Really? Can you elaborate? Because that would be an issue for me.
The way a computer talks to it is basically through a type of 'printer' driver. Windows literally thinks it's a printer. It's not far from the truth, though, so it's not crazy to think of it like that. So you have to have a driver installed. At one time, it was running on a Windows XP machine. When XP was no longer supported/updated, we upgraded all computers to Windows 7. The driver no longer worked. They did not have a Windows 7 driver available on their website. We couldn't get it to work even using some of the built in 'compatibility mode' tools. Our IT was stumped for quite a while. We could not get anyone at Epilog to call us back, talk to us at all, nor answer emails or anything. Our IT guy finally figured out some sort of hack to get the XP driver to work. We limped along with that for a while though performance certainly suffered (large file sizes would often time out and fail. So we could use 'color mapping' much less frequently, or for smaller parts or fewer parts)
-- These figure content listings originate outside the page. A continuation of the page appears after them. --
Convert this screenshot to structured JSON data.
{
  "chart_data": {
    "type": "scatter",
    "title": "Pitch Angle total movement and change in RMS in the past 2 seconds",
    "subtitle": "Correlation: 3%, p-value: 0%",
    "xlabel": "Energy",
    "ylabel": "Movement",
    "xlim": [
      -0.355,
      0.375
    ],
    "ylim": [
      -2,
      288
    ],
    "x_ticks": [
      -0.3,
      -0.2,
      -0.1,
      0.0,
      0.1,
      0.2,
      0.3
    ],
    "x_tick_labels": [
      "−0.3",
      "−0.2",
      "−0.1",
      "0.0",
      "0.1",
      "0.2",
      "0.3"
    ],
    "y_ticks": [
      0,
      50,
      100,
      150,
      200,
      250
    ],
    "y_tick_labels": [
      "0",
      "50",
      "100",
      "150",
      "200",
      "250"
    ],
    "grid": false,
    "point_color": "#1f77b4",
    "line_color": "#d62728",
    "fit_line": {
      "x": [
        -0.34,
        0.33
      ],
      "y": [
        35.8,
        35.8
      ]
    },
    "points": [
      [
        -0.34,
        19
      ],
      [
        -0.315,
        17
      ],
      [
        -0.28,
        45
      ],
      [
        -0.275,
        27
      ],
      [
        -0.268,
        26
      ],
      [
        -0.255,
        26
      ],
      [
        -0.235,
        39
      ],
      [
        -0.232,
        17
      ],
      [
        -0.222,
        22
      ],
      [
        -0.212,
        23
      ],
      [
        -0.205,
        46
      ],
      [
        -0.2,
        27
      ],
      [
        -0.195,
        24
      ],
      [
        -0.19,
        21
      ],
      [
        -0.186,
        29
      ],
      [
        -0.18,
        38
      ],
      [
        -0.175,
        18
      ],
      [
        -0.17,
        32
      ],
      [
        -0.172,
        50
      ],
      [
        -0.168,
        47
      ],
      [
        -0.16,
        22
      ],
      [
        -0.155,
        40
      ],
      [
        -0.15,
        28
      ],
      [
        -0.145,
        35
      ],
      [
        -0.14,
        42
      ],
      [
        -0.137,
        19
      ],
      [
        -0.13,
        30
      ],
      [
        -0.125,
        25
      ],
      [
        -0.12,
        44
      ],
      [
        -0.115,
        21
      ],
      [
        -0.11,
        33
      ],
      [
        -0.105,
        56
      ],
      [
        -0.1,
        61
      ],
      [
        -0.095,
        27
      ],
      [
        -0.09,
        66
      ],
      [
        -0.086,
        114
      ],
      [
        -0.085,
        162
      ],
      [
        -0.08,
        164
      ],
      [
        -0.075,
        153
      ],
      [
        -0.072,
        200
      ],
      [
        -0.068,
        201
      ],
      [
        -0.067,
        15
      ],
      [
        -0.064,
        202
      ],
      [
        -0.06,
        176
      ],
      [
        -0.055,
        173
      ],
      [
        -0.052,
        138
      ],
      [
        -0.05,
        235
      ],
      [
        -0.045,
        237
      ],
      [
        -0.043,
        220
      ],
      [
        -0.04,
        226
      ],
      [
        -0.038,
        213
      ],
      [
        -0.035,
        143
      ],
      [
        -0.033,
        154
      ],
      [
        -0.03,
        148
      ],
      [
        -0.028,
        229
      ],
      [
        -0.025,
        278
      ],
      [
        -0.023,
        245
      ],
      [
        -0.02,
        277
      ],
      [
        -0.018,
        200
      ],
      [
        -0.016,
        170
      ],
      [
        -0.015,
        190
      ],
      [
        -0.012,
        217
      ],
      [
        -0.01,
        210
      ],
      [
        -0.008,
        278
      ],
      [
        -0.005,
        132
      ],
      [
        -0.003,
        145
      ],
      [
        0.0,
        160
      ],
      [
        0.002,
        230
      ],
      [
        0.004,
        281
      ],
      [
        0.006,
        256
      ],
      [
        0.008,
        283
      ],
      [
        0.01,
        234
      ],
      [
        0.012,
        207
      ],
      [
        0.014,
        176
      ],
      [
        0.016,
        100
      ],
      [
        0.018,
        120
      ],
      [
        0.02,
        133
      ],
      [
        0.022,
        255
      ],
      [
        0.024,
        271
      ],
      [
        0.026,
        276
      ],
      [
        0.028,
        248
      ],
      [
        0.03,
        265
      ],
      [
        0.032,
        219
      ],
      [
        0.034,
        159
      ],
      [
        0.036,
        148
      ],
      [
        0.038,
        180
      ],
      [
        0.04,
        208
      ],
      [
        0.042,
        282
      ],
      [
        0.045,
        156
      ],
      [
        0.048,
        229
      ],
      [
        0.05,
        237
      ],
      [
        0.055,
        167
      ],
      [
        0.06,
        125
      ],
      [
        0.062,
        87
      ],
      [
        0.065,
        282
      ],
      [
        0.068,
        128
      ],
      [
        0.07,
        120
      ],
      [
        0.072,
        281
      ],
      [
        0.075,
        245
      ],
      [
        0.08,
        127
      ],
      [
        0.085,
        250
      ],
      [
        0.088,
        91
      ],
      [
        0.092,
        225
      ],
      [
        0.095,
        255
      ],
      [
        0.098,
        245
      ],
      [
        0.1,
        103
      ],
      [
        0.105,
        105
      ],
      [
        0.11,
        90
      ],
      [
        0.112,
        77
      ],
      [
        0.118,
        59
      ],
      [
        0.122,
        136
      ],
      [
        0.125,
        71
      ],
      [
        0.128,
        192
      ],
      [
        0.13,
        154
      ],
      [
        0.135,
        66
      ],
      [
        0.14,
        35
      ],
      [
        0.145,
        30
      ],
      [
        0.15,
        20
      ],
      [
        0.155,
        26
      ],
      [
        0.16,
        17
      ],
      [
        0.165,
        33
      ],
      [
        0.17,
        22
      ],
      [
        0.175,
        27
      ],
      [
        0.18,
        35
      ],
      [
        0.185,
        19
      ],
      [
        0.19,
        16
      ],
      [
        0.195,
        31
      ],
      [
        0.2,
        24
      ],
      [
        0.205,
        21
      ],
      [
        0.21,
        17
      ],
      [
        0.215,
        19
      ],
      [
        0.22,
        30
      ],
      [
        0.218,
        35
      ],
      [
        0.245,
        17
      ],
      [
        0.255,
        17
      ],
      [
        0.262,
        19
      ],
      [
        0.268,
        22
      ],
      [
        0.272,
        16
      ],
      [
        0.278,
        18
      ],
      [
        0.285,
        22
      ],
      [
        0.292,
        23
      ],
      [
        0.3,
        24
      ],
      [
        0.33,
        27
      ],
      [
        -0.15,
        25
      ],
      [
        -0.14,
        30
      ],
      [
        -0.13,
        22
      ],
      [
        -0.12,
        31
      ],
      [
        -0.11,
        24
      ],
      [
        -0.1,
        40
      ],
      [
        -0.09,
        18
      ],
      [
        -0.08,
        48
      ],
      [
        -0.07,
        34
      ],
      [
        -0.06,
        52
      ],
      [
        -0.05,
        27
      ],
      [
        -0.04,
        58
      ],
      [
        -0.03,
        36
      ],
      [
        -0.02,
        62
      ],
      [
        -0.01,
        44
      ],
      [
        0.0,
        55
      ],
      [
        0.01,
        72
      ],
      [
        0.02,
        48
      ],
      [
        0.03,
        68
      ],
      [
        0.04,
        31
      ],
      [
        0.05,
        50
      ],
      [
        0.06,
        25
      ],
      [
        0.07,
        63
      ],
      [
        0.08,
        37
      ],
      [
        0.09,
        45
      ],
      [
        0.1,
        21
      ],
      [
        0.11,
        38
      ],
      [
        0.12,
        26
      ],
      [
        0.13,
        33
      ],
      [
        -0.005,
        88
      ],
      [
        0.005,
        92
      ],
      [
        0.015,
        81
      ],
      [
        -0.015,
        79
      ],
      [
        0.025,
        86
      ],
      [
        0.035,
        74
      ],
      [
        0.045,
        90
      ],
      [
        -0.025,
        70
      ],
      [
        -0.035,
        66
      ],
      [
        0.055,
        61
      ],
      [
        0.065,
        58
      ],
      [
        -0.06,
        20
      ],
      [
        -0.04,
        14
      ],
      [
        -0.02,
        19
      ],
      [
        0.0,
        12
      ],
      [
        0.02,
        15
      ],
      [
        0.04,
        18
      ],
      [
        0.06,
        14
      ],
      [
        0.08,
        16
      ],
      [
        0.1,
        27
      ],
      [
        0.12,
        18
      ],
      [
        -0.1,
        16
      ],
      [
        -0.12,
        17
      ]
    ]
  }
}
We had to limp for quite a long time before they released a driver that worked for Windows, and they never bothered to tell us about it. One day our new IT guy decided to call them up and see if he could tackle it, and their tech sent him their driver as they were getting ready to put it on the website.
It was several YEARS that Windows 7 had been out and in common usage before they had a driver for it... and it was well after XP support was discontinued by Microsoft. I found that simply ludicrous.
Otherwise it "just works" - don't worry about the machine itself. Clean the lens now and then. I use denatured alcohol and cotton swabs, following up with alcohol-dosed non-linting cloths. I do it like.. once a year. Depends on your environment. We cut a shit load of cardboard stencils for painting crates and sometimes dies and large tooling. The fumes/soot from that probably makes it worse for us.
We did have to replace a board in there once. It was basically a "it's broke and we have no idea how/what/why" and we couldn't get in touch with Epilog to troubleshoot it. Our maintenance guy COULD, however, get parts, so we just solved it with the heavy handed approach. It worked. AFAIK that's the only maintenance we've done. The only other thing we've done is the occasionally belt tightening.
The table will never stay perfectly square to the laser movement, and it'll move over time. There's a bar screwed to the table along the X-axis. I have a second bar sitting loose in front of that. One end has a .094 drill between it to 'shim' the bar out at an angle. Every few days we'll check the laser (by scanning the red dot along the edge of the adjustable bar) I'll slide the drill left/right as needed to finely adjust the angle until the red dot tracks perfectly-enough along the edge.
That basically sums up any problems or 'issues' we have. There's nothing hard to work around, and it's good enough for what we use it for. I only have to use that 'adjustable bar' to fix alignment because sometimes .010" makes the difference between good gold-plated parts .. and parts that now need to have the etching sanded off, and re-plated.